# Anyone used alpharooms.com?



## mystry4all (19 Nov 2009)

Hi all,

I was just wondering if alpharooms.com is trustable website? Did anyone use it for their hotel bookings?

I am asking this because i wanted to book a hotel and the prices where unbelievable. It was something like 169euro for double bedroom in a 3/4 star hotel in temple bar and tallaght. For about 4 nights. 

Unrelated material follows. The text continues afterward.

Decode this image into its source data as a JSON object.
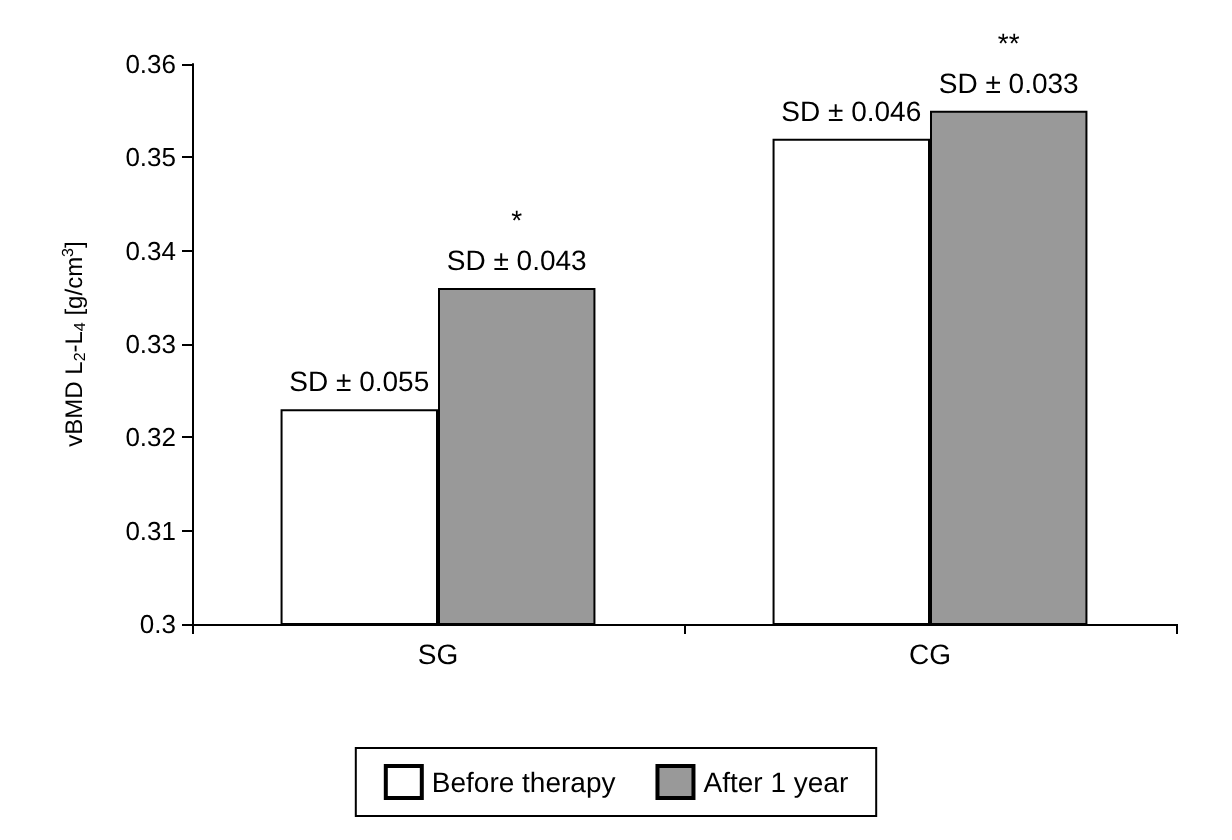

Is someone used that website then i would like to know the experiences of you.


----------



## gipimann (19 Nov 2009)

*Re: Someone used alpharooms.com?*

Yes have used it and found it fine.  There's a thread about it on askaboutmoney, if I remember it's all positive reviews from the aam-ers!


----------



## Concert (19 Nov 2009)

*Re: Someone used alpharooms.com?*

We use them all the time for hotels and apartments all over world and have got brilliant discounts on top hotels, they are extremely reliable.  Have also used a company called Booking.com and found them excellent as well.


----------



## rosemartin (19 Nov 2009)

*Re: Someone used alpharooms.com?*

i used them for last holiday in sept and everything was as booked,also booked a transfer through them, will definetly use them again


----------



## tigra (19 Nov 2009)

*Re: Someone used alpharooms.com?*

I use them a lot and have never found a problem. There prices are usually best.


----------



## mystry4all (19 Nov 2009)

*Re: Someone used alpharooms.com?*

Thanks to all of you.......So it means it's a good website...I will also give a try to it...


----------



## SlurrySlump (20 Nov 2009)

*Re: Someone used alpharooms.com?*

Double check prices on www.hotelscomparison.com


----------



## mystry4all (20 Nov 2009)

*Re: Someone used alpharooms.com?*

are they irish websites?


----------



## MCMCDERMOTT (20 Nov 2009)

*Re: Someone used alpharooms.com?*

Hello I have used [broken link removed] on many occasions and always paid online with no difficulties (they also take LASER online) Prices and Customer Service etc second to none. Give them a try and no I am not on commission (wish I was!!!!)


----------



## Leo (20 Nov 2009)

*Re: Someone used alpharooms.com?*

Please post in the correct forum.


----------